Suicidal acts, both fatal and nonfatal, have increased in the United States over the past several years (
1–
5), as have heavy drinking and alcohol use disorders (
6–
8), especially among women (
7,
8), making the topic of the article by Edwards and colleagues in this issue (
9)—namely, the relationship of alcohol use disorder (AUD) with suicide—an especially timely one for American investigators and health care providers. Edwards et al. made use of Swedish national register data that include information on health care utilization, diagnoses, and various other outcomes, such as involvements with the legal system. Focusing on the cohort of Swedes born between 1950 to 1970, the authors sought to determine the relationship of AUD to the risk for suicide mortality through 2012. Using proportional hazards analysis, the study found an association between AUD and subsequent suicide. Strengths of the study include analysis of an entire population rather than a sample, ample statistical power, the ability to employ a longitudinal approach, and inclusion of a number of relevant covariates. The message that alcohol use disorder carries a risk for eventual suicide is not a new one, nor is the message that this risk is compounded by psychiatric comorbidity. However, the information is important to reiterate in a fresh look, and to convey to health care providers.
Some methodological aspects of the study do merit consideration. The main predictor of the study, AUD, is indicated by a “registration,” described only in supplementary materials. From a previous study referenced as providing more information about the methods and measures (
10), these included a variety of medical and psychiatric conditions in which alcohol involvement was suspected, as well as records of drunk driving or drunk operation of a maritime vessel, crime registers, and a Swedish suspicion register that includes data on individuals suspected of crime. These are all termed registrations for AUD, although these various conditions in different Swedish registries are highly heterogeneous. Further, despite the apparent inclusiveness of this definition, population rates based on the combination of these conditions are lower than those reported in survey-based studies, raising questions about which individuals were characterized by the different registrations as having AUD. While the authors posit that they may have captured the most severe AUD cases, they may actually have identified a group of individuals with multiple characteristics predisposing to violence (against oneself or others) that are associated with AUD, but are not necessarily specific to this condition.

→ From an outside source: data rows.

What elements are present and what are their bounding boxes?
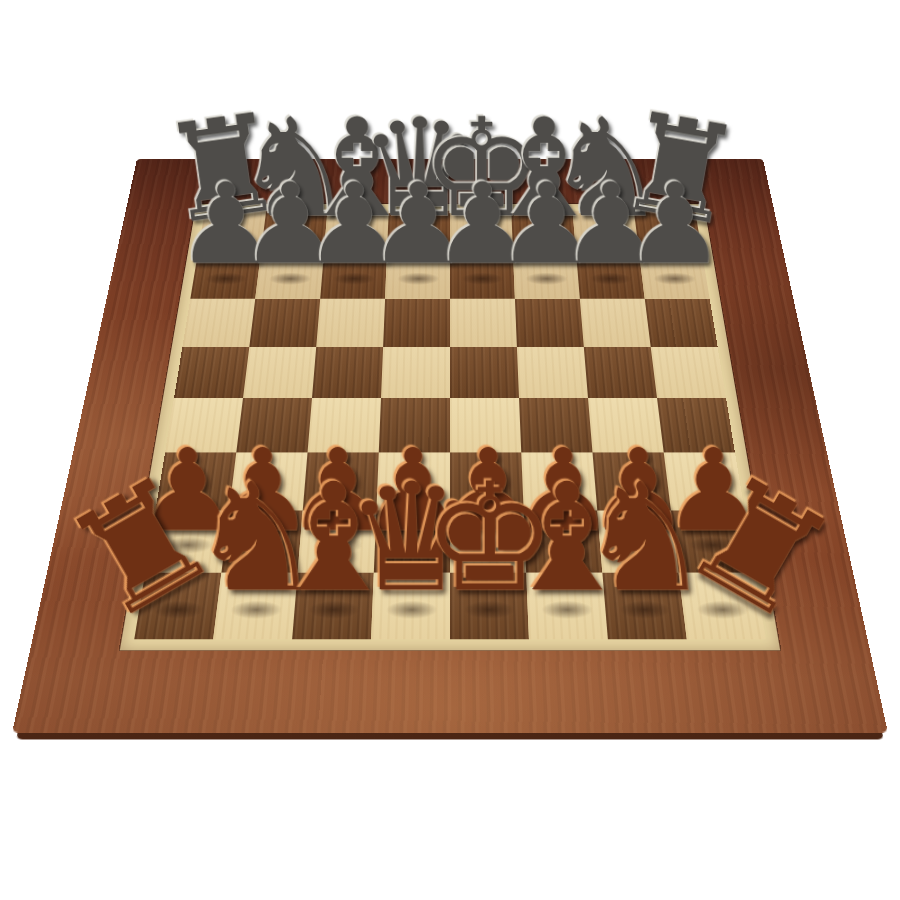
square-e5[interactable]	[450, 347, 519, 398]
square-c5[interactable]	[312, 347, 383, 398]
square-c6[interactable]	[316, 299, 385, 347]
board-scene: ♜♞♝♛♚♝♞♜♟♟♟♟♟♟♟♟♟♟♟♟♟♟♟♟♜♞♝♛♚♝♞♜	[0, 0, 900, 900]
square-d5[interactable]	[381, 347, 450, 398]
piece-black-pawn-h7[interactable]: ♟	[625, 169, 725, 281]
photo-stage: ♜♞♝♛♚♝♞♜♟♟♟♟♟♟♟♟♟♟♟♟♟♟♟♟♜♞♝♛♚♝♞♜	[0, 0, 900, 900]
square-g6[interactable]	[580, 299, 651, 347]
board-grid: ♜♞♝♛♚♝♞♜♟♟♟♟♟♟♟♟♟♟♟♟♟♟♟♟♜♞♝♛♚♝♞♜	[134, 211, 765, 640]
square-h7[interactable]: ♟	[639, 253, 710, 298]
square-g5[interactable]	[584, 347, 657, 398]
square-h5[interactable]	[651, 347, 726, 398]
square-d6[interactable]	[383, 299, 450, 347]
square-b5[interactable]	[243, 347, 316, 398]
square-f5[interactable]	[517, 347, 588, 398]
square-a5[interactable]	[174, 347, 249, 398]
chess-board: ♜♞♝♛♚♝♞♜♟♟♟♟♟♟♟♟♟♟♟♟♟♟♟♟♜♞♝♛♚♝♞♜	[12, 159, 888, 733]
square-a6[interactable]	[182, 299, 255, 347]
square-f6[interactable]	[515, 299, 584, 347]
square-b6[interactable]	[249, 299, 320, 347]
square-e6[interactable]	[450, 299, 517, 347]
playing-area: ♜♞♝♛♚♝♞♜♟♟♟♟♟♟♟♟♟♟♟♟♟♟♟♟♜♞♝♛♚♝♞♜	[120, 204, 780, 650]
square-h6[interactable]	[645, 299, 718, 347]
square-h1[interactable]: ♜	[679, 573, 766, 640]
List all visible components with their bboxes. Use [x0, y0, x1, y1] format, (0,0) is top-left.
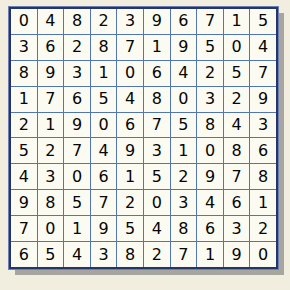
- cell-r8c8[interactable]: 4: [197, 190, 223, 215]
- cell-r10c4[interactable]: 3: [91, 242, 117, 267]
- cell-r9c5[interactable]: 5: [117, 216, 143, 241]
- cell-r2c2[interactable]: 6: [38, 35, 64, 60]
- cell-r10c6[interactable]: 2: [144, 242, 170, 267]
- cell-r9c1[interactable]: 7: [11, 216, 37, 241]
- cell-r1c2[interactable]: 4: [38, 9, 64, 34]
- cell-r4c3[interactable]: 6: [64, 87, 90, 112]
- cell-r5c1[interactable]: 2: [11, 113, 37, 138]
- cell-r7c8[interactable]: 9: [197, 164, 223, 189]
- cell-r8c3[interactable]: 5: [64, 190, 90, 215]
- cell-r3c2[interactable]: 9: [38, 61, 64, 86]
- cell-r5c3[interactable]: 9: [64, 113, 90, 138]
- cell-r9c3[interactable]: 1: [64, 216, 90, 241]
- cell-r7c7[interactable]: 2: [171, 164, 197, 189]
- cell-r3c1[interactable]: 8: [11, 61, 37, 86]
- cell-r5c5[interactable]: 6: [117, 113, 143, 138]
- cell-r6c2[interactable]: 2: [38, 138, 64, 163]
- cell-r6c4[interactable]: 4: [91, 138, 117, 163]
- cell-r5c8[interactable]: 8: [197, 113, 223, 138]
- cell-r9c2[interactable]: 0: [38, 216, 64, 241]
- cell-r7c2[interactable]: 3: [38, 164, 64, 189]
- cell-r8c6[interactable]: 0: [144, 190, 170, 215]
- cell-r4c5[interactable]: 4: [117, 87, 143, 112]
- cell-r7c4[interactable]: 6: [91, 164, 117, 189]
- cell-r9c6[interactable]: 4: [144, 216, 170, 241]
- cell-r8c1[interactable]: 9: [11, 190, 37, 215]
- cell-r2c1[interactable]: 3: [11, 35, 37, 60]
- cell-r6c5[interactable]: 9: [117, 138, 143, 163]
- cell-r6c7[interactable]: 1: [171, 138, 197, 163]
- cell-r4c8[interactable]: 3: [197, 87, 223, 112]
- cell-r8c10[interactable]: 1: [250, 190, 276, 215]
- cell-r8c9[interactable]: 6: [224, 190, 250, 215]
- cell-r2c7[interactable]: 9: [171, 35, 197, 60]
- cell-r3c6[interactable]: 6: [144, 61, 170, 86]
- cell-r2c8[interactable]: 5: [197, 35, 223, 60]
- cell-r4c7[interactable]: 0: [171, 87, 197, 112]
- cell-r2c5[interactable]: 7: [117, 35, 143, 60]
- cell-r4c4[interactable]: 5: [91, 87, 117, 112]
- cell-r8c2[interactable]: 8: [38, 190, 64, 215]
- cell-r6c10[interactable]: 6: [250, 138, 276, 163]
- cell-r9c4[interactable]: 9: [91, 216, 117, 241]
- cell-r1c10[interactable]: 5: [250, 9, 276, 34]
- cell-r6c1[interactable]: 5: [11, 138, 37, 163]
- cell-r5c2[interactable]: 1: [38, 113, 64, 138]
- cell-r2c10[interactable]: 4: [250, 35, 276, 60]
- cell-r8c5[interactable]: 2: [117, 190, 143, 215]
- cell-r2c6[interactable]: 1: [144, 35, 170, 60]
- puzzle-board: 0482396715362871950489310642571765480329…: [9, 7, 278, 269]
- cell-r9c9[interactable]: 3: [224, 216, 250, 241]
- cell-r3c10[interactable]: 7: [250, 61, 276, 86]
- cell-r4c6[interactable]: 8: [144, 87, 170, 112]
- cell-r3c3[interactable]: 3: [64, 61, 90, 86]
- cell-r2c4[interactable]: 8: [91, 35, 117, 60]
- cell-r9c10[interactable]: 2: [250, 216, 276, 241]
- cell-r9c7[interactable]: 8: [171, 216, 197, 241]
- cell-r10c5[interactable]: 8: [117, 242, 143, 267]
- cell-r6c6[interactable]: 3: [144, 138, 170, 163]
- cell-r10c9[interactable]: 9: [224, 242, 250, 267]
- cell-r1c8[interactable]: 7: [197, 9, 223, 34]
- cell-r5c7[interactable]: 5: [171, 113, 197, 138]
- cell-r9c8[interactable]: 6: [197, 216, 223, 241]
- cell-r6c8[interactable]: 0: [197, 138, 223, 163]
- cell-r5c4[interactable]: 0: [91, 113, 117, 138]
- cell-r10c2[interactable]: 5: [38, 242, 64, 267]
- cell-r7c5[interactable]: 1: [117, 164, 143, 189]
- cell-r1c4[interactable]: 2: [91, 9, 117, 34]
- cell-r6c3[interactable]: 7: [64, 138, 90, 163]
- cell-r5c10[interactable]: 3: [250, 113, 276, 138]
- cell-r1c9[interactable]: 1: [224, 9, 250, 34]
- cell-r1c7[interactable]: 6: [171, 9, 197, 34]
- cell-r4c2[interactable]: 7: [38, 87, 64, 112]
- cell-r8c7[interactable]: 3: [171, 190, 197, 215]
- cell-r3c9[interactable]: 5: [224, 61, 250, 86]
- cell-r3c7[interactable]: 4: [171, 61, 197, 86]
- cell-r3c8[interactable]: 2: [197, 61, 223, 86]
- cell-r4c1[interactable]: 1: [11, 87, 37, 112]
- cell-r1c6[interactable]: 9: [144, 9, 170, 34]
- cell-r5c6[interactable]: 7: [144, 113, 170, 138]
- cell-r2c9[interactable]: 0: [224, 35, 250, 60]
- cell-r1c1[interactable]: 0: [11, 9, 37, 34]
- cell-r1c3[interactable]: 8: [64, 9, 90, 34]
- cell-r4c10[interactable]: 9: [250, 87, 276, 112]
- cell-r7c1[interactable]: 4: [11, 164, 37, 189]
- cell-r7c3[interactable]: 0: [64, 164, 90, 189]
- cell-r10c3[interactable]: 4: [64, 242, 90, 267]
- cell-r6c9[interactable]: 8: [224, 138, 250, 163]
- cell-r10c7[interactable]: 7: [171, 242, 197, 267]
- cell-r7c6[interactable]: 5: [144, 164, 170, 189]
- cell-r8c4[interactable]: 7: [91, 190, 117, 215]
- cell-r4c9[interactable]: 2: [224, 87, 250, 112]
- cell-r7c10[interactable]: 8: [250, 164, 276, 189]
- cell-r1c5[interactable]: 3: [117, 9, 143, 34]
- cell-r2c3[interactable]: 2: [64, 35, 90, 60]
- cell-r3c5[interactable]: 0: [117, 61, 143, 86]
- cell-r10c8[interactable]: 1: [197, 242, 223, 267]
- cell-r10c10[interactable]: 0: [250, 242, 276, 267]
- cell-r7c9[interactable]: 7: [224, 164, 250, 189]
- cell-r5c9[interactable]: 4: [224, 113, 250, 138]
- cell-r3c4[interactable]: 1: [91, 61, 117, 86]
- cell-r10c1[interactable]: 6: [11, 242, 37, 267]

The information about the dates of the registrations also merits consideration. These dates are important because they define the baseline for the period after which the number of years to suicide is measured. The dates may be important and meaningful if they represent AUD at its peak severity, or when it passed a threshold of clinical severity. However, they may also represent a somewhat arbitrary date when an aspect of the individual’s health or behavior came to the attention of legal or medical authorities. This could have relevance to interpretation of the fact that many of the suicides appear to occur so soon after the date of the registration, with considerable drop-off in frequency in subsequent years.
In addition, the analysis of relatives merits examination. The assumption for this analysis was that if familial factors confounded the association of AUD with suicide, the effect size of AUD would be expected to decrease among relatives of increasing genetic resemblance, and if the association was “causal,” the effect sizes would be similar in the unselected population and pairs of relatives of varying genetic relatedness. Results unadjusted for psychiatric comorbidity in the index respondent strongly favored confounding by familial factors as an explanation, and results adjusted for psychiatric comorbidity in the index respondent favored the causal interpretation—and neither set of findings was completely satisfactory, because findings among the half siblings were aberrant in both analyses. The authors speculated about possible environmental explanations of the half sibling results, but the complicated nature of the findings left questions about the contribution of this aspect of the study.
If one accepts the main results despite methodological concerns, the findings present an intriguing relationship that begs explanation. What is it about an AUD registration in Sweden that increases the risk for suicide? If the relationship is causal, what factors mediate the association? In a country with generous social and health care benefits, does downward socioeconomic status associated with AUD provide part of the explanation? If so, the relationship of AUD to suicide may be even stronger in countries with less generous social and health benefits, such as the United States. Could shame or feeling stigmatized by coming to the attention of medical or legal authorities for the behavior or medical condition that led to a registration contribute to the risk for suicide? This could be especially relevant in the year immediately following the date of the event that resulted in the registration, when the risk for suicide was greatest. Could loss of a cohesive and supportive social network as a result of unacceptable behaviors that occurred while drinking play a role in the suicide risk? The answers to all of these questions may provide information that could be helpful in designing prevention efforts and are therefore worthy of pursuit in future studies. Meanwhile, although national and worldwide attention is currently focused on the opioid crisis and the COVID-19 pandemic, rates of suicide are increasing, and greater public health attention to the problem of suicide is very much needed.